If it ain’t broke, don’t fix it, as the saying goes – and that’s exactly what Nicollin is doing. In 2009, right after Rolland Courbis had guided Montpellier back to the top flight, the boss hired the right man for the job: René Girard. Having spent nearly 11 years involved with France’s youth scheme, the former international midfielder returned to club training with the ambition to develop some more academy graduates and help the team evolve at the same time. A tough-looking task by any means, but he’s come through. Although they exited the Coupe de la Ligue as early as October, Montpellier are now odds-on favourites to reach the Cup last-four (taking on third-tier GFCO Ajaccio in the quarterfinals) and are sitting pretty in second place of the championship, having enjoyed the view from the summit for nine weeks. Infact, Girard’s charges have only slipped outside the top two for a single week since the beginning of the tournament, back in July, mostly taking advantage of their “De la Mosson” fortress, where they’ve won 11 league games out of 13 and only succumbed to big-spending PSG.

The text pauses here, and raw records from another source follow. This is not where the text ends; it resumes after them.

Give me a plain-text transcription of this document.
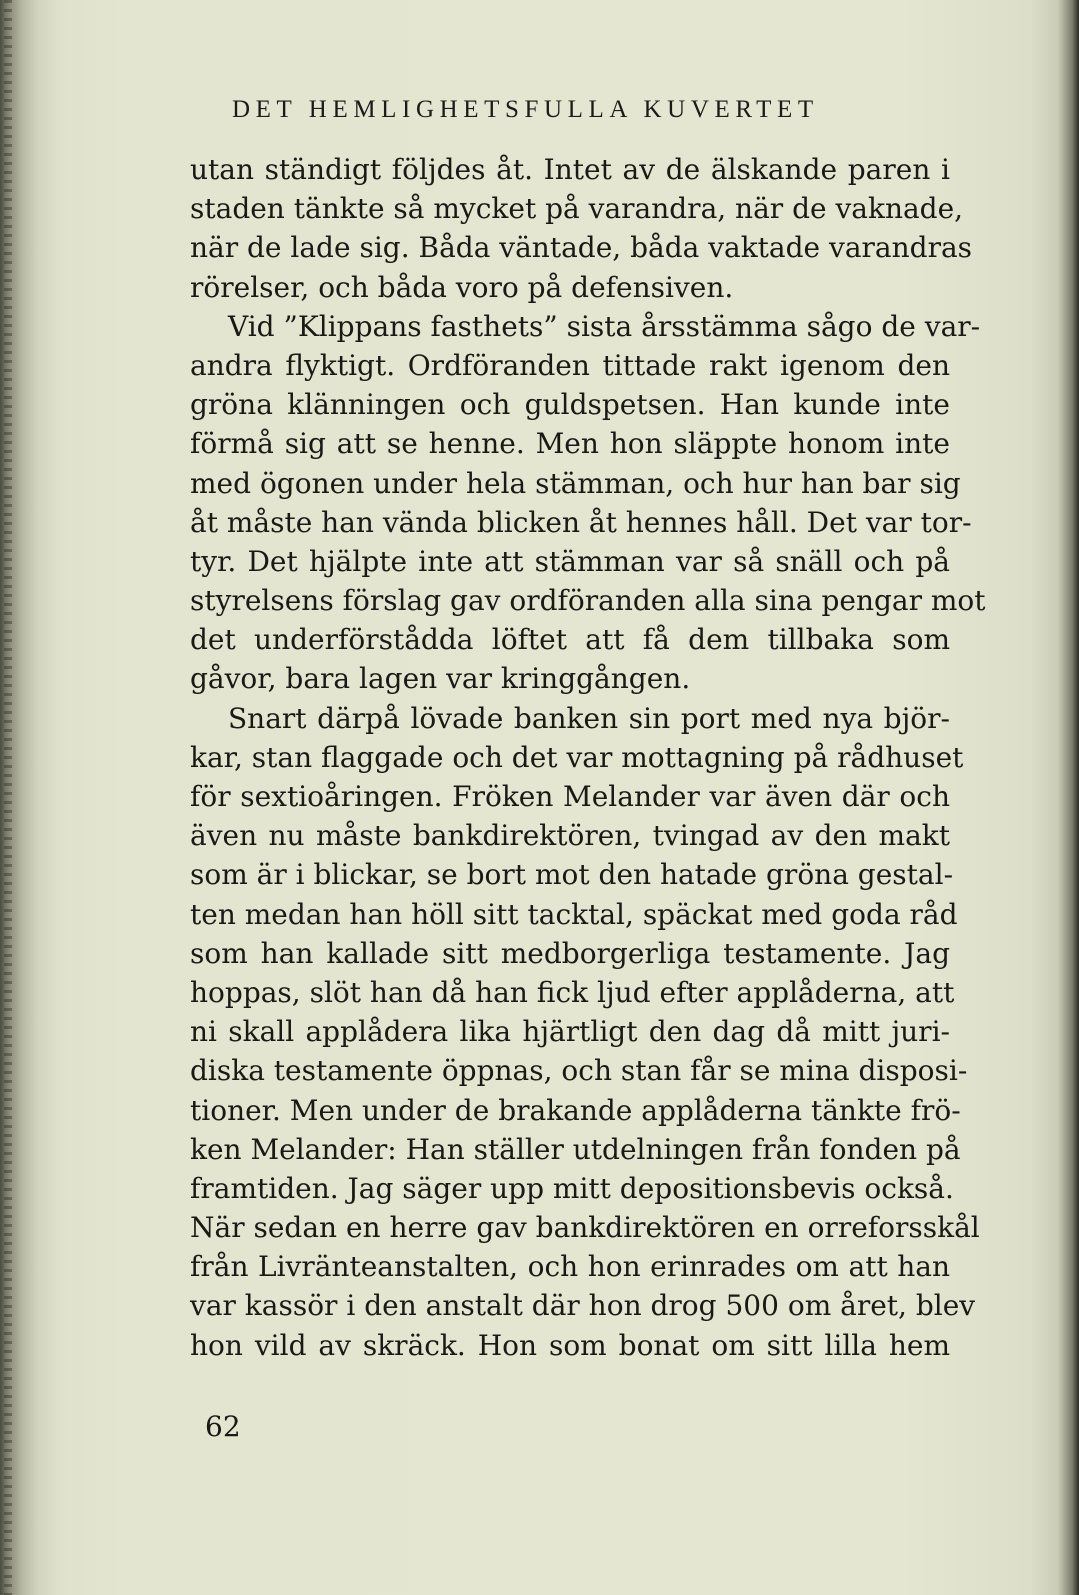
DET HEMLIGHETSFULLA KUVERTET
utan ständigt följdes åt. Intet av de älskande paren i
staden tänkte så mycket på varandra, när de vaknade,
när de lade sig. Båda väntade, båda vaktade varandras
rörelser, och båda voro på defensiven.
Vid ”Klippans fasthets” sista årsstämma sågo de var-
andra flyktigt. Ordföranden tittade rakt igenom den
gröna klänningen och guldspetsen. Han kunde inte
förmå sig att se henne. Men hon släppte honom inte
med ögonen under hela stämman, och hur han bar sig
åt måste han vända blicken åt hennes håll. Det var tor-
tyr. Det hjälpte inte att stämman var så snäll och på
styrelsens förslag gav ordföranden alla sina pengar mot
det underförstådda löftet att få dem tillbaka som
gåvor, bara lagen var kringgången.
Snart därpå lövade banken sin port med nya björ-
kar, stan flaggade och det var mottagning på rådhuset
för sextioåringen. Fröken Melander var även där och
även nu måste bankdirektören, tvingad av den makt
som är i blickar, se bort mot den hatade gröna gestal-
ten medan han höll sitt tacktal, späckat med goda råd
som han kallade sitt medborgerliga testamente. Jag
hoppas, slöt han då han fick ljud efter applåderna, att
ni skall applådera lika hjärtligt den dag då mitt juri-
diska testamente öppnas, och stan får se mina disposi-
tioner. Men under de brakande applåderna tänkte frö-
ken Melander: Han ställer utdelningen från fonden på
framtiden. Jag säger upp mitt depositionsbevis också.
När sedan en herre gav bankdirektören en orreforsskål
från Livränteanstalten, och hon erinrades om att han
var kassör i den anstalt där hon drog 500 om året, blev
hon vild av skräck. Hon som bonat om sitt lilla hem
62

Even though their 2011-’12 budget of just 44 million is one of the lowest in Ligue 1 (Auxerre and Sochaux – Montbéliard, both languishing in the relegation zone, have an annual account of 52 million each), Girard is delivering the goods. Including the extremely gifted winger Karim Aït-Fana, who only returned from a long-term injury two months ago to feature in no more than eight matches in the course of this campaign, Montpellier is built around five home-grown youngsters (Younès Belhanda, Benjamin Stambouli, Rémy Cabella and captain Mapou Yanga-Mbiwa), none of them older than 22 and together with 23-year-old right back Garry Bocaly it’s that flock that keeps the team running.

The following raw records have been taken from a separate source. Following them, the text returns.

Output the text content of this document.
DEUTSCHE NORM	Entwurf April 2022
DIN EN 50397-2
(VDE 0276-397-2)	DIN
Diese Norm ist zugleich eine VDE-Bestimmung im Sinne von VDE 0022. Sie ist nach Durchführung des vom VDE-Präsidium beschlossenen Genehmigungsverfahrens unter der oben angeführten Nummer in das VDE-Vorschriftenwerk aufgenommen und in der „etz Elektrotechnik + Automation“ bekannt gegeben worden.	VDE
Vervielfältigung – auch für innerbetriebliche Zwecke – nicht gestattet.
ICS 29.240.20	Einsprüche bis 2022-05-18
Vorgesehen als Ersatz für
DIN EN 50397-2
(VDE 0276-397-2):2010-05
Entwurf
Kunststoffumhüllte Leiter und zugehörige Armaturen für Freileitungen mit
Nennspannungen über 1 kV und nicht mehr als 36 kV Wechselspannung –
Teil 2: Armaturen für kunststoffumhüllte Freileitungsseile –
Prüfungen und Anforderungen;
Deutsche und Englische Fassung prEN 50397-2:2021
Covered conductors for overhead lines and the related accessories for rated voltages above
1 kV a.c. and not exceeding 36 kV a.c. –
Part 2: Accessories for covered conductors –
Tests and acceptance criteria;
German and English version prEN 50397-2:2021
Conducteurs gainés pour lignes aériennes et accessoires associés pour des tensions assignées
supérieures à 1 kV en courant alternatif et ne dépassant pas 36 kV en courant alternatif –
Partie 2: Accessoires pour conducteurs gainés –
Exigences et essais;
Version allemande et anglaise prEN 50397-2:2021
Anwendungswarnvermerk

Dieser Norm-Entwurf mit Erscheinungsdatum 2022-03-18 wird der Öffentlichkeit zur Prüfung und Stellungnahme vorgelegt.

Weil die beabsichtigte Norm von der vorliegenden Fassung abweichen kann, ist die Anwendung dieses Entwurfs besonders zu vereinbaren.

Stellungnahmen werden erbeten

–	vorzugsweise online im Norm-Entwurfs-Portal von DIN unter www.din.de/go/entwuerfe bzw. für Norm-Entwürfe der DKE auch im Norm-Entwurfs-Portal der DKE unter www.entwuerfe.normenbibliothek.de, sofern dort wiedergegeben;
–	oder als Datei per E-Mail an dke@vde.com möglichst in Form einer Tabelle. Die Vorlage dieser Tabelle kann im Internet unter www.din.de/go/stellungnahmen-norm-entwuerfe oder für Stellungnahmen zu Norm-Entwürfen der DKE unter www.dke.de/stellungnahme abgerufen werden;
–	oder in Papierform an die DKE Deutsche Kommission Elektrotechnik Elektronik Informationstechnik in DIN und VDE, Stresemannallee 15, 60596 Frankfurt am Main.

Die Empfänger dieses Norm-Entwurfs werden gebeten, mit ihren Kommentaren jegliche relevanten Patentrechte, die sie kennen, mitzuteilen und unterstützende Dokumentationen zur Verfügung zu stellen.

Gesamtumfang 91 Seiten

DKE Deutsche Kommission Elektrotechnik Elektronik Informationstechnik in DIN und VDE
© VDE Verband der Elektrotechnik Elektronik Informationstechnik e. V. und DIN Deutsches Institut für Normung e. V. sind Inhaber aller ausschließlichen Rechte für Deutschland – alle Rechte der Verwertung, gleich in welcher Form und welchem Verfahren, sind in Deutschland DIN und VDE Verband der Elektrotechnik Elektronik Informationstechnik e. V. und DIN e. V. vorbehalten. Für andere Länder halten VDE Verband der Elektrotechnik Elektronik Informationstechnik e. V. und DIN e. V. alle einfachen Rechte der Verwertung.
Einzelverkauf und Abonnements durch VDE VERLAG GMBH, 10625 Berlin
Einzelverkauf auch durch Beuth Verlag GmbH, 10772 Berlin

Geoffrey Jourdren adds a safe pair of hands between the sticks, Brazilian centre back Hilton commands the defense, while Geoffrey Dernis and Joris Marveaux successfully support Chilean sensation Marco Estrada in the heart of the field. And then of course there is that man, Olivier Giroud. Somewhat of a late developer, the big centre forward enjoyed sporadic success playing in lower leagues for five years before Montpellier bought him from Tours in the summer of 2010. After scoring in his debut to earn his new side a Europa League victory at Hungarian outfit Győri he never looked back. Less than two years on he’s scored 34 times in 72 outings, has featured three times with the national side and has rocketed his market value beyond the 13 million mark. And he’s still only 25.
Champions League Comes to Town
So, what is Montpellier’s realistic goal this season? Since Lille did the League and Cup double last season (and they hadn’t won anything in 56 years before that!), their fans can still dream. With Saint-Germain, Lyon, Marseille and high-flying Stade Rennais still involved in the Coupe, Girard and his men will probably rely on a favourable semis draw to at least reach the final. In Le Championnat, however, their situation looks far better. With 12 rounds of matches to go they lie a single point behind PSG, but seven ahead of third-placed Lille and have also opened up an 11-point gap between them and fourth spot. That can virtually assure them of UEFA Champions League football for the first time ever. And that can’t be too bad, can it?